The Long Reclamation of LBJ

In light of Newsweek’s coming demise—and in defiance of its long descent into awfulness—it might be worthwhile to point out an otherwise interesting nugget from one of their many shallow sales-baiting features: in their recent “Ten Best Presidents [since 1900]” roundup, Lyndon Johnson finished third. Although he lagged behind the two Roosevelts, Johnson nevertheless trumped popular picks Wilson, Truman, Ike, and, perhaps most notably, Kennedy, the very man whose mystique Johnson so vainly sought to escape.

Even if you don’t buy into the industry of “greatest president” list-making, this seems noteworthy for several reasons. First, this was not another roundup of conventional wisdom from the usual journalist-historians and presidential biographers—think Doris Kearns Goodwin and Michael Beschloss—but instead pulled from ten of the most distinguished scholars of twentieth-century American history (including personal favorites Alan Brinkley and Lizabeth Cohen). Second, it seems to confirm the chatter that accompanied much of the adulation surrounding Robert Caro’s latest entry in his monumental, multi-tomed Johnson biography: Johnson is in line for a popularity boost.

After-the-fact surges in popular esteem are nothing new—political pundits always point to Truman’s unexpected rise in the public’s estimation. Certain contemporary trends now seem to suggest the same process is underway for Johnson. Certainly Caro’s improbable best-selling biographies have played their part, and will continue to do so, but in concert with a more pressing trend: the exasperating impotence of contemporary liberalism. Cast against today’s partisan gridlock, the meager accomplishments of liberalism since Johnson, and especially the many frustrations of the last four years, Johnson’s unparalleled torrent of legislative accomplishments seems utterly miraculous. Although Vietnam sunk his presidency, stained his legacy, and alienated a generation, the weight of Vietnam seems to be lifting, and Johnson’s domestic accomplishments seem to loom ever larger in the public imagination.

And why not? Although Johnson lusted for power—the idea of power undergirds Caro’s work—a clear moral consciousness coexisted with his ruthless ambition. Unlike his power-hungry rivals Richard Nixon and George Wallace, who seemed to learn only resentment from their own hardscrabble upbringings, Johnson never let go of the poverty of the Central Texas Hill Country and the debilitating effects of the Great Depression. Johnson’s longtime counselor, Harry McPherson, admitted in 1969 that, “as we all know,” Johnson was ruthlessly self-centered and maniacally ambitious, but he had a deep well of compassion as well. As McPherson put it, “when an old woman falls down in the street, his shins ache a little.” In Johnson, ambition collided with compassion. And so when Johnson acquired political capital, he spent it. Eagerly. And then he went looking for more.

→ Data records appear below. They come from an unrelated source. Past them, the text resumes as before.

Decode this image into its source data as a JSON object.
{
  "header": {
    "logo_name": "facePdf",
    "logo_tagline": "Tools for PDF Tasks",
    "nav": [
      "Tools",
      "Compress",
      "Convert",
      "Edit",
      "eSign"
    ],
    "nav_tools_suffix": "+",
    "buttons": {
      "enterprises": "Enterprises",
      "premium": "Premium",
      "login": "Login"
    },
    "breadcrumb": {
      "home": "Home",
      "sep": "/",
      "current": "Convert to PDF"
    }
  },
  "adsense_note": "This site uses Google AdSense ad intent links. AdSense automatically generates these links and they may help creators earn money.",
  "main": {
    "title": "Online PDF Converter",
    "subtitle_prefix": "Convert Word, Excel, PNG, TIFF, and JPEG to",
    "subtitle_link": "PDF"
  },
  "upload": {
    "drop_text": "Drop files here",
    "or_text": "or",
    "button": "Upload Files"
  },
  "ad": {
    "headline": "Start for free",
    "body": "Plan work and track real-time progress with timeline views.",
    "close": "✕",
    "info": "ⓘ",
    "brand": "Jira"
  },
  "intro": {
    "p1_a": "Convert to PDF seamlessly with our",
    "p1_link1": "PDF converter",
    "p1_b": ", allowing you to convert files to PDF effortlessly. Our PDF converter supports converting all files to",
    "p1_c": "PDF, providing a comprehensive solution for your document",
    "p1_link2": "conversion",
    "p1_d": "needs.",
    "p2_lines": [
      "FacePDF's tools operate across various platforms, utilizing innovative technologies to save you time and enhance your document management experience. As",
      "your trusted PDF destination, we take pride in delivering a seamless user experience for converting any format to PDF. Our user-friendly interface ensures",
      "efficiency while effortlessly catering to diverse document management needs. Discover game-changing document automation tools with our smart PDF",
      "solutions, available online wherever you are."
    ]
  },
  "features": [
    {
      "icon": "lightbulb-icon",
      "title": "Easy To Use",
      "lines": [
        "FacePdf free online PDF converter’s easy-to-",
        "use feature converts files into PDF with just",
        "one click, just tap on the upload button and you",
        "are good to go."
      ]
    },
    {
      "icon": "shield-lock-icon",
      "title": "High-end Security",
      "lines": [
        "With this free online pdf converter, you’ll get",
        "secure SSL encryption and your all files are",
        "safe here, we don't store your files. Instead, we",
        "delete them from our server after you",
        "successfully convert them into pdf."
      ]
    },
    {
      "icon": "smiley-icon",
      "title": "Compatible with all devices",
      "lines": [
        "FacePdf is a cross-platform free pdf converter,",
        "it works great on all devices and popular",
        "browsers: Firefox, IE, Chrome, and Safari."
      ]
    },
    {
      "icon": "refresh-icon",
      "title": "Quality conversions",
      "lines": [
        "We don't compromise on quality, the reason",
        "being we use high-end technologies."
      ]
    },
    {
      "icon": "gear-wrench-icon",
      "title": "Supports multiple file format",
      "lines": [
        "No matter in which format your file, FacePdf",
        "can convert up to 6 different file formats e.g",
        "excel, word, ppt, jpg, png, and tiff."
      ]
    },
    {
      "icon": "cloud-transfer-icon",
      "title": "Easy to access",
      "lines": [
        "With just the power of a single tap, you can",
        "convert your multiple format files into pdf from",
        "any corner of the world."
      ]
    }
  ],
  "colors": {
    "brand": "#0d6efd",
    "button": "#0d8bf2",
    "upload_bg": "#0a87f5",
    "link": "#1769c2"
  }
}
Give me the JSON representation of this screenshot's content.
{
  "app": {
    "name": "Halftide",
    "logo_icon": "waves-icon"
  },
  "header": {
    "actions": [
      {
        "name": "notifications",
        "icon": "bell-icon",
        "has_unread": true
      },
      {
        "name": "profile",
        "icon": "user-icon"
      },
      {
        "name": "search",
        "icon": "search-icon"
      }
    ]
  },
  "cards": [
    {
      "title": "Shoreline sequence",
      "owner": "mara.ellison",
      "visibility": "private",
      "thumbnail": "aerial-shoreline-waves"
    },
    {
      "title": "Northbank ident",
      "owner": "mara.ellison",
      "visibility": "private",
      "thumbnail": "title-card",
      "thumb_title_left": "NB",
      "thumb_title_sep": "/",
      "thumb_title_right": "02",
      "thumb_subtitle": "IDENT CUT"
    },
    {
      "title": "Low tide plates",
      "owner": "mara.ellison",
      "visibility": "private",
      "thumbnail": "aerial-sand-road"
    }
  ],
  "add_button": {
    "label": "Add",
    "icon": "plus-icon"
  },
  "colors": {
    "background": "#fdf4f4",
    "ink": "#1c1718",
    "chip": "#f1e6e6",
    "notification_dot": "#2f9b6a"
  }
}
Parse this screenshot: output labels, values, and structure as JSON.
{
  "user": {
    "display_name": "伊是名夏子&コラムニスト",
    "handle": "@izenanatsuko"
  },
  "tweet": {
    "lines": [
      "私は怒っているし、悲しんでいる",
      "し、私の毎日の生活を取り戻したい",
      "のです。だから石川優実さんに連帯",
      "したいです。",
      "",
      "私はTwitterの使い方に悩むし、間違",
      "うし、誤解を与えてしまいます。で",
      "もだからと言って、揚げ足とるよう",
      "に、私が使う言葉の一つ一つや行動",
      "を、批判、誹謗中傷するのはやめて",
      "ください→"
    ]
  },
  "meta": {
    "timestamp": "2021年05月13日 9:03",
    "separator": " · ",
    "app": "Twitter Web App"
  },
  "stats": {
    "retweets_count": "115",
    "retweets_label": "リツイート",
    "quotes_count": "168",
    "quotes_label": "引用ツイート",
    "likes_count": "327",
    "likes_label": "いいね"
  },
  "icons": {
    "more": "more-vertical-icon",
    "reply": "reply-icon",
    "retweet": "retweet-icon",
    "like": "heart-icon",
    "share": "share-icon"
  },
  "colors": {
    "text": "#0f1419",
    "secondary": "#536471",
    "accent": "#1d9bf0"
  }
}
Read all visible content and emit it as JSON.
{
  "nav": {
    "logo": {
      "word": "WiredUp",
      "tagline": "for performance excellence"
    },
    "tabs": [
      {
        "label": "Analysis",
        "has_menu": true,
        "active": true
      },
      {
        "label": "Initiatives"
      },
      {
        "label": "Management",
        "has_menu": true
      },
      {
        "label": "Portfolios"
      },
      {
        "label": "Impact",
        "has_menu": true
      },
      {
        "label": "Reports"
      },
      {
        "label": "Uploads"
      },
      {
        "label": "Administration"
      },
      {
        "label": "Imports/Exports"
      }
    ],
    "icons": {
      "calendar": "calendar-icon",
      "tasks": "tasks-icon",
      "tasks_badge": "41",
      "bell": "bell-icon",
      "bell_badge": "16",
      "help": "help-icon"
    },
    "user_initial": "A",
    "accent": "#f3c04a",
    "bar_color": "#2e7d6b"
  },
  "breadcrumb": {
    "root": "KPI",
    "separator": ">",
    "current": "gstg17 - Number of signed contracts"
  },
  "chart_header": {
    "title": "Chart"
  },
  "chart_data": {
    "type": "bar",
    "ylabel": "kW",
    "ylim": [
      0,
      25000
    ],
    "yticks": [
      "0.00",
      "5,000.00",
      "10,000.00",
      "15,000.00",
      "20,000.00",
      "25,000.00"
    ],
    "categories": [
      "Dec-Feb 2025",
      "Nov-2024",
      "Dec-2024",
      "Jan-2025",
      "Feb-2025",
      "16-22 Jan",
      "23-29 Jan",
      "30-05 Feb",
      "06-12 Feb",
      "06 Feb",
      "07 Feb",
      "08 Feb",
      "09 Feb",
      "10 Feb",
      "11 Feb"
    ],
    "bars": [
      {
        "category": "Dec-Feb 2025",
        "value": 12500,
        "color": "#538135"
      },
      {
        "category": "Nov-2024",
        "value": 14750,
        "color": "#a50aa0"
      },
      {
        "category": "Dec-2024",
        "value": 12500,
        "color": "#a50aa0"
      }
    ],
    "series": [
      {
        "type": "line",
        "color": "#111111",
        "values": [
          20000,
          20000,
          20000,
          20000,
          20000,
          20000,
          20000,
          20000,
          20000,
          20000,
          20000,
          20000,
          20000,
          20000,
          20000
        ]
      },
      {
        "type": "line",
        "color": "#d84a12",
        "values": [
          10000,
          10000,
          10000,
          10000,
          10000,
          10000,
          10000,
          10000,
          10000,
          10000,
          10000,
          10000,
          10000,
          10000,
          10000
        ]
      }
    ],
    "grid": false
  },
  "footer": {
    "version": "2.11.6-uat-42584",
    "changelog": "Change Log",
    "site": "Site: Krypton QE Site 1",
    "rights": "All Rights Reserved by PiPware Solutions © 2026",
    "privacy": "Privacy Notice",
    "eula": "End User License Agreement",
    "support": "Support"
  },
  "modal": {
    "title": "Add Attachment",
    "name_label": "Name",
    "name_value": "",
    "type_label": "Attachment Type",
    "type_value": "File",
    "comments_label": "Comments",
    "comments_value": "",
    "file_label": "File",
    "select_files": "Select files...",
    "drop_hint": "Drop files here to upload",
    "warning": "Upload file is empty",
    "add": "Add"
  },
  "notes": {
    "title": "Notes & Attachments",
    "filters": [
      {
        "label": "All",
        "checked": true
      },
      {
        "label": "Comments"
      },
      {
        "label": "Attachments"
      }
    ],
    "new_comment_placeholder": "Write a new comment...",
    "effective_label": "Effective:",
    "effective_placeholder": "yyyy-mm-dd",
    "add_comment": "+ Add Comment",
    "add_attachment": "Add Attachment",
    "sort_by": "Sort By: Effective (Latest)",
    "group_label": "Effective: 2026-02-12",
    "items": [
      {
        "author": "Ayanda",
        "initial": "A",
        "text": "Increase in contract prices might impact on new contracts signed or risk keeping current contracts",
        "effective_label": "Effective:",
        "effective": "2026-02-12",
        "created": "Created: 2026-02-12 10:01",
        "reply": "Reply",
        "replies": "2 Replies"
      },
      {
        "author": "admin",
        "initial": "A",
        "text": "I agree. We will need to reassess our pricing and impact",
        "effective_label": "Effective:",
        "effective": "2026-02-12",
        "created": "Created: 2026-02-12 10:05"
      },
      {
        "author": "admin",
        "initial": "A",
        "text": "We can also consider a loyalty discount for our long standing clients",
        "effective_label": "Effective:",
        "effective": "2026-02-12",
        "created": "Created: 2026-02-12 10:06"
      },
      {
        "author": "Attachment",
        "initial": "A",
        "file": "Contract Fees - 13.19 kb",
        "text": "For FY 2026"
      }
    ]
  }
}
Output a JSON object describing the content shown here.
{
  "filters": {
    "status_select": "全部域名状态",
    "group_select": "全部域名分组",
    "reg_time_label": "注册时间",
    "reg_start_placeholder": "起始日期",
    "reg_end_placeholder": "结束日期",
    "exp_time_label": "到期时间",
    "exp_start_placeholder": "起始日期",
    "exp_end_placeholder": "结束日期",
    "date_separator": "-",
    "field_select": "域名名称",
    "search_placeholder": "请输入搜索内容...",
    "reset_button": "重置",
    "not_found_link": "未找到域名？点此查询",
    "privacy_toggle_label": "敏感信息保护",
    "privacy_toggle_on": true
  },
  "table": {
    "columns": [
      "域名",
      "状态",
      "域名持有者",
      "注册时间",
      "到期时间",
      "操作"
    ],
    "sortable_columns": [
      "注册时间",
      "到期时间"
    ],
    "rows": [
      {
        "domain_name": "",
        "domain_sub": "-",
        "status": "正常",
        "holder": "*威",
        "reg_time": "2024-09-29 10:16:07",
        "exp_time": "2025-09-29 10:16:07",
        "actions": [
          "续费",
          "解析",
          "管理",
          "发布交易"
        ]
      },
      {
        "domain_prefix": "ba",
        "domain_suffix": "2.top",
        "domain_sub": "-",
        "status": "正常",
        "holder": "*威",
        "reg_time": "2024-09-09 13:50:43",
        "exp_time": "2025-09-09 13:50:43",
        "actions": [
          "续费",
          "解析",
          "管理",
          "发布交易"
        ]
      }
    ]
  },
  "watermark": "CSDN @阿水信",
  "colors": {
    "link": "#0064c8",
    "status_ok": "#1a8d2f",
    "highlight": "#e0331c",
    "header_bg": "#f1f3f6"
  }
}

Speaking before Congress and television cameras in support of the Voting Rights Act, Johnson highlighted his short-lived experience teaching poor Mexican Americans in South Texas, saying “it never even occurred to me in my fondest dreams that I might have the chance to help the sons and daughters of those students, and to help people like them all over this country. But now I do have that chance. And I’ll let you in on a secret—I mean to use it.” That’s the key: for liberals frustrated with the powerlessness of recent Democratic administrations, Johnson beckons as the last great workman, the last great doer, of American liberalism.

Few presidents, if any, can match Johnson’s accomplishments. What, besides emancipation, really rivals Johnson’s civil rights program for sheer historical monumentality? If not for Vietnam (and that is one large “if not”), wouldn’t Johnson sit safely in the pantheon of American presidents? The Great Society was not without its many compromises and concessions and carried with it many halting efforts and frustrating failures, but as the generation defined and disillusioned by Vietnam fades, and frustration with the political driftlessness of our own times crests, Johnson seems destined to assume an ever-expanding place in our collective memory—or at least in the shallow musings of historical list-makers.